If you know that part of your route will take you through an area with high winds, you may be able to take an alternative route to your destination. If there is a safer route that doesn’t involve driving through windy stretches of highway, you can detour yourself before you get on the road. Avoiding danger is always safer than navigating through it.
If you can’t take a detour around the section of road that has high winds, you should drive very carefully and slowly. “Outrunning the wind” is a myth, and going faster in treacherous conditions is never safer. Use the same level of caution you would use if you were driving in heavy snow or rain. And make sure to turn on your flashers so other drivers know to use caution around you.
Keep both hands firmly gripping the steering wheel, and be prepared for your truck to want to move in the direction that the wind is blowing.
If you have to drive through high winds, even if your trailer isn’t necessarily in danger of flipping, you might find that you have difficulty keeping your truck in its lane. Because wind speed and direction can change abruptly, it is important to keep your truck closer to the shoulder than it is to the other lane. If the wind starts to affect your lane-keeping, it’s better to have the trailer move on the shoulder side than the side with other passing vehicles.
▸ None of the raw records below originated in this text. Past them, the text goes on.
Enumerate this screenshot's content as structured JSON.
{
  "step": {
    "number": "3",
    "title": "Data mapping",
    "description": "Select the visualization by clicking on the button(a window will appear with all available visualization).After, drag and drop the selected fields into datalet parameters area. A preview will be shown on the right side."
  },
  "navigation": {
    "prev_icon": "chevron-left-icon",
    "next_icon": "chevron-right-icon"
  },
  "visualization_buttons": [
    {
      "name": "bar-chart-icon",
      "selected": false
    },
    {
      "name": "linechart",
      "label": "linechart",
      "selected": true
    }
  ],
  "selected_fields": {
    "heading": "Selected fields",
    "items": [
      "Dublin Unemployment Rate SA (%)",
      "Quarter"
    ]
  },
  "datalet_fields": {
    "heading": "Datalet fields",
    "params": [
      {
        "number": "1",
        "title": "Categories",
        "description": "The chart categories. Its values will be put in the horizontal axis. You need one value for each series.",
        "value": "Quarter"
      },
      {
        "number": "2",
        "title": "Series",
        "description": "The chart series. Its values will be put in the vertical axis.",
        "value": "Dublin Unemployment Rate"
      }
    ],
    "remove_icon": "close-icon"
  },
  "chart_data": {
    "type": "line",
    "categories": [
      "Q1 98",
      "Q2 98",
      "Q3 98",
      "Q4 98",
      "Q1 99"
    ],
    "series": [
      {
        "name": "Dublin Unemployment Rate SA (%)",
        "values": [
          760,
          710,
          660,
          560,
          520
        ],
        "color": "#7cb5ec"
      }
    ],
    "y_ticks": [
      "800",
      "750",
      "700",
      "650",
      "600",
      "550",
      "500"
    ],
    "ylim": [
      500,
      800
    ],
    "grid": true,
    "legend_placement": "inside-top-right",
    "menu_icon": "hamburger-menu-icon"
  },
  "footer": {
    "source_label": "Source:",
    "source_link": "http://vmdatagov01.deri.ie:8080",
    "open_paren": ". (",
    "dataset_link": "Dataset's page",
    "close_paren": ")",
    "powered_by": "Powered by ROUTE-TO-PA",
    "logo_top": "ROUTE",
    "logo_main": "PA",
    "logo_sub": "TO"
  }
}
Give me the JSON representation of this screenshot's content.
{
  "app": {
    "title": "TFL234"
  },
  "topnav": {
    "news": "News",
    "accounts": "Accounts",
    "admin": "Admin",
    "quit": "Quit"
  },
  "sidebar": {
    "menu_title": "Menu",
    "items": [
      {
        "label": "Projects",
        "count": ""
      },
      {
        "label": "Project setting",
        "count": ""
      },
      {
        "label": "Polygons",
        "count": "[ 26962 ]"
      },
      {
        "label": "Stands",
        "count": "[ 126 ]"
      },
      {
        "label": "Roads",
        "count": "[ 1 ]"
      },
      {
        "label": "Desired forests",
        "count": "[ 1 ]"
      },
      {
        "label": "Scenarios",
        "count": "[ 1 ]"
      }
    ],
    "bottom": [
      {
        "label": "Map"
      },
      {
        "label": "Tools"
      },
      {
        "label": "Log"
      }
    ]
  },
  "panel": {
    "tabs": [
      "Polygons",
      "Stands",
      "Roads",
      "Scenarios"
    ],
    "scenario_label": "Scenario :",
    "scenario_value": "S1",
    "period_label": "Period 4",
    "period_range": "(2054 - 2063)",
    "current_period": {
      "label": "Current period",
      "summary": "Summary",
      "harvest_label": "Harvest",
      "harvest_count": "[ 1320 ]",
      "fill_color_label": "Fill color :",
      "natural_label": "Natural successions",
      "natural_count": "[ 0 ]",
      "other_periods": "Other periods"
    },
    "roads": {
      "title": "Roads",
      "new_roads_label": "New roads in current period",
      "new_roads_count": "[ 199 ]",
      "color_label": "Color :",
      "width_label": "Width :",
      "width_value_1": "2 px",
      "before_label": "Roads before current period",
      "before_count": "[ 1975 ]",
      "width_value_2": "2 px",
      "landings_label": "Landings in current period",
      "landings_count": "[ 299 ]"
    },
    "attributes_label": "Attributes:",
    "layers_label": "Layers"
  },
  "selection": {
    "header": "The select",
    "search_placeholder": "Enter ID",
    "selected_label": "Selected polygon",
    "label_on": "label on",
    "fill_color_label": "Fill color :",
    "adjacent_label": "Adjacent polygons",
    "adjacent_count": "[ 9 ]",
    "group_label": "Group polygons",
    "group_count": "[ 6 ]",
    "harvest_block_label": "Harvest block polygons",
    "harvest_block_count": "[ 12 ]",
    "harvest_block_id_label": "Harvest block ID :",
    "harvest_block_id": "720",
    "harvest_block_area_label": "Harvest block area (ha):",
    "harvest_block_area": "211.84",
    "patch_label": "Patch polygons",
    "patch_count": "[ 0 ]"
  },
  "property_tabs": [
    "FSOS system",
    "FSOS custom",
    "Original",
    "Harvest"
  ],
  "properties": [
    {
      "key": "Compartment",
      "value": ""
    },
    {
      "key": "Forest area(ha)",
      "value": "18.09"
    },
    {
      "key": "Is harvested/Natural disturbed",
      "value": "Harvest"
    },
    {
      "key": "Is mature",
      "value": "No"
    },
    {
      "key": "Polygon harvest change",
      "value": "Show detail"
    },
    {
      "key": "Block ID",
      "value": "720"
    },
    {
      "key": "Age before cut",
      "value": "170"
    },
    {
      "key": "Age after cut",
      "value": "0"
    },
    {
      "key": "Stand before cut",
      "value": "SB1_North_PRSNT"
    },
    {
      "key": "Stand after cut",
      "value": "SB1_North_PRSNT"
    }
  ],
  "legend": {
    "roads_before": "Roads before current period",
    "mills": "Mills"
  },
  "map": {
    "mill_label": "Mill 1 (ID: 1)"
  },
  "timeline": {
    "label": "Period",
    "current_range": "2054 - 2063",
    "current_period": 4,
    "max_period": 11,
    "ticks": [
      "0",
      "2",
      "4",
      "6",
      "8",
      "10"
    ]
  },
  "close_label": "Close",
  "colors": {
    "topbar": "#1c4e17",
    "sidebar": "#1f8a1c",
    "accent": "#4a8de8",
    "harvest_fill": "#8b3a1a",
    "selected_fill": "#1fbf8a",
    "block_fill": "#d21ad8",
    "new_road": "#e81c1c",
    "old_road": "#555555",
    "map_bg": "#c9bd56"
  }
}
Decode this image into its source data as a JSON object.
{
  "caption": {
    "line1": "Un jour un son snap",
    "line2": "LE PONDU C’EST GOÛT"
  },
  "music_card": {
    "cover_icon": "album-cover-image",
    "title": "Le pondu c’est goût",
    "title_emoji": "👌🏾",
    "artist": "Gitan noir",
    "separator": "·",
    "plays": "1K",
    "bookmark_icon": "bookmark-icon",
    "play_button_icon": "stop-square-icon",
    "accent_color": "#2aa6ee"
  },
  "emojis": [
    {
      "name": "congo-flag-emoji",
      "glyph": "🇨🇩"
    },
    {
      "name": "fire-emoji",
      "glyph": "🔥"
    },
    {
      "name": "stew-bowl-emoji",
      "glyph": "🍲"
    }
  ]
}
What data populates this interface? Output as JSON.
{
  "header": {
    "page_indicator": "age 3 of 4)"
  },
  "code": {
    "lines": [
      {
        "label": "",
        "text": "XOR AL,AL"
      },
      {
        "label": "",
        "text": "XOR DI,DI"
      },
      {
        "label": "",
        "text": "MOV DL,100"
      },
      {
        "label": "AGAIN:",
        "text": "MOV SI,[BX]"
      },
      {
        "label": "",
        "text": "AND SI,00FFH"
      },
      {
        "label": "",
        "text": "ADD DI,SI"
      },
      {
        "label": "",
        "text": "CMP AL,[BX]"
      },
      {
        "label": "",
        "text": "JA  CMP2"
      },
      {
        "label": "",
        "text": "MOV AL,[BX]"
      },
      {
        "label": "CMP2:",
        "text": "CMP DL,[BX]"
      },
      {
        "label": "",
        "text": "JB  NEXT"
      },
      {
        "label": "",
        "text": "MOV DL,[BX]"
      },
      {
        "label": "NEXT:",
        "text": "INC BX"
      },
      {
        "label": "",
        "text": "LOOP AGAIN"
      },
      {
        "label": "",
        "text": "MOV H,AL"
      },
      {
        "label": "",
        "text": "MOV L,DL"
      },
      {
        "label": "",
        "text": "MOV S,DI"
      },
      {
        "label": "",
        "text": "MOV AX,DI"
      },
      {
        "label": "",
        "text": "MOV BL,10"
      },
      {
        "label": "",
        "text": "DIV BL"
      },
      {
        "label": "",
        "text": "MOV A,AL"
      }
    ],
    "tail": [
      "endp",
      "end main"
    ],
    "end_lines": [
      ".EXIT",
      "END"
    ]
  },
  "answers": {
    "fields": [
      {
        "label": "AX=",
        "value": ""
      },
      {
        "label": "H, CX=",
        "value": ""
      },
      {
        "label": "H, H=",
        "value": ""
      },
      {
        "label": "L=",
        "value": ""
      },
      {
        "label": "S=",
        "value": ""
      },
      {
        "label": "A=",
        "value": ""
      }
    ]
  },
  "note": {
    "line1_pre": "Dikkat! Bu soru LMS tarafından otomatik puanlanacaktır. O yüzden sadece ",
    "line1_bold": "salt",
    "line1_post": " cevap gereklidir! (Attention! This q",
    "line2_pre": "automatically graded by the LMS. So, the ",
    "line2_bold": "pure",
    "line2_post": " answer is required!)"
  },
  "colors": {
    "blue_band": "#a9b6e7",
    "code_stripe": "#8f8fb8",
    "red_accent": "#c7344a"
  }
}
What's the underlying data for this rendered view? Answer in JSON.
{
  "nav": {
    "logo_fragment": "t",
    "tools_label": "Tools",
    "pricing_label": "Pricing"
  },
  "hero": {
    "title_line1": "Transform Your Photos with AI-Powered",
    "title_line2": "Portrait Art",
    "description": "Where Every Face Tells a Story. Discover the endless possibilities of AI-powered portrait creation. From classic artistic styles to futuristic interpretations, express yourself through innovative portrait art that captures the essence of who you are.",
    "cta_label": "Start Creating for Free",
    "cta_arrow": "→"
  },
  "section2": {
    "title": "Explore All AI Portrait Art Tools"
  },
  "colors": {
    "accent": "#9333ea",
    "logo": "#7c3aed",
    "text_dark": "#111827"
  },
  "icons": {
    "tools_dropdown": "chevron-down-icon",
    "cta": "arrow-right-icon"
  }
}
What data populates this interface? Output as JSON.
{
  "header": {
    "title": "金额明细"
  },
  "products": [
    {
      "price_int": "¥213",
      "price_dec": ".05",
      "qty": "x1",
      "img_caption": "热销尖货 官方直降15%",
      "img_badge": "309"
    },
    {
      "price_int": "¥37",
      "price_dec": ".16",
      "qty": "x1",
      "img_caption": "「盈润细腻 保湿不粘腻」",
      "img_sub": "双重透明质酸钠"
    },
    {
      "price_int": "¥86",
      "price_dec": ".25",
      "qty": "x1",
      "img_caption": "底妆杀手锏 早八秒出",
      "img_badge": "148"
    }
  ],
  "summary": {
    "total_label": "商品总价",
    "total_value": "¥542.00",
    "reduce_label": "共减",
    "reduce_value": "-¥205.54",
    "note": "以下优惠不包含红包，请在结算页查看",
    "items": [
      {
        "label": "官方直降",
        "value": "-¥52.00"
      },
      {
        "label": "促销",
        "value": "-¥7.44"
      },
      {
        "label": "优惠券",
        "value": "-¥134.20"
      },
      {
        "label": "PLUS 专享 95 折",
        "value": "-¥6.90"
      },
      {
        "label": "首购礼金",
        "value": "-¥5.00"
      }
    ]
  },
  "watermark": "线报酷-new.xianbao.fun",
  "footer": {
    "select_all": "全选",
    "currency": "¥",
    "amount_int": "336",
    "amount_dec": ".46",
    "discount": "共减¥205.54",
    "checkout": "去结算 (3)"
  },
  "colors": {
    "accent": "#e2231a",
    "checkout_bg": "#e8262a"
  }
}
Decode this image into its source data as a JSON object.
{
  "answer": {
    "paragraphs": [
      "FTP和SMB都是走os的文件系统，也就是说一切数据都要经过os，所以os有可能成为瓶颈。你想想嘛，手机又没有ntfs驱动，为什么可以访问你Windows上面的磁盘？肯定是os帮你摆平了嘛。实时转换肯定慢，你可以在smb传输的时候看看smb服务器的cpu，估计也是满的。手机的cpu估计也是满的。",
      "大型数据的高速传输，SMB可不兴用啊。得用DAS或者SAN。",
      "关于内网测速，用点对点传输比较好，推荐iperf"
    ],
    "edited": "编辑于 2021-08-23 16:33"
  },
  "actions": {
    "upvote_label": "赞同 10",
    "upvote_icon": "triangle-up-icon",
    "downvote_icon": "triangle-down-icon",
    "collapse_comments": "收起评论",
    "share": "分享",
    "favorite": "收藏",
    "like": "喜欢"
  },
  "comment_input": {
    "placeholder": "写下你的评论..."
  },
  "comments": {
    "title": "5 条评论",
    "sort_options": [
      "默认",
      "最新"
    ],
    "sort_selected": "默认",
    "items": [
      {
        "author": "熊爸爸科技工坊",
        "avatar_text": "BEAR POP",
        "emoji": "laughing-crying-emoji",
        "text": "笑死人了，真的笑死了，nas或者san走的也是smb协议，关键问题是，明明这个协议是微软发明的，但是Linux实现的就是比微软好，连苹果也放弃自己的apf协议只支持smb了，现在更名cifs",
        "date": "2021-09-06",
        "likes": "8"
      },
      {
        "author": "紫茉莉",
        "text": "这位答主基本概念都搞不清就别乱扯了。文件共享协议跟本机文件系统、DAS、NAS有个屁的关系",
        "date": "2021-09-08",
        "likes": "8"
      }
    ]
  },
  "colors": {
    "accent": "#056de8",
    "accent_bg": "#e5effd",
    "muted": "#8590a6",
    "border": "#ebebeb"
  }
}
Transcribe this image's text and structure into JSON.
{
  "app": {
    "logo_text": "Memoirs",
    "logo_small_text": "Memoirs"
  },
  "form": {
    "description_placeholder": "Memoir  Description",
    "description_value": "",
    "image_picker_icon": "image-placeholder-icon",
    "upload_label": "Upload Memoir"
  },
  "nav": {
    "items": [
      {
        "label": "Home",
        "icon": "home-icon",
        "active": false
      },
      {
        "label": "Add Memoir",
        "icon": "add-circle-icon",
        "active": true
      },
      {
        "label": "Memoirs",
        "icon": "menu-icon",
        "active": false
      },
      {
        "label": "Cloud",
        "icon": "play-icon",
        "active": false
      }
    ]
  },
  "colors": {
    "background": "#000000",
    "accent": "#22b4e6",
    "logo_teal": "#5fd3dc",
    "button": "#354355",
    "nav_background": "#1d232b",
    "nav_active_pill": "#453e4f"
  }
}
If a strong wind comes up suddenly, and you’re not confident in your ability to drive through it safely, you should pull off the road and park in a safe lot. Rest areas, truck stops, or even a large parking lot are all good options for waiting out the windy conditions safely. If possible, park with your trailer facing the wind head-on to reduce the possibility of your trailer flipping.
Remember to consider wind conditions when planning your trip, and never drive in high winds with an empty trailer. Remember that you can always use your CB to talk to other drivers who might be more familiar with the area or more experienced at driving in winds than you are. They can be a valuable resource when you’re already on the road.
Stay safe, obey all local laws and regulations, and pay attention to any signs warning of adverse driving conditions.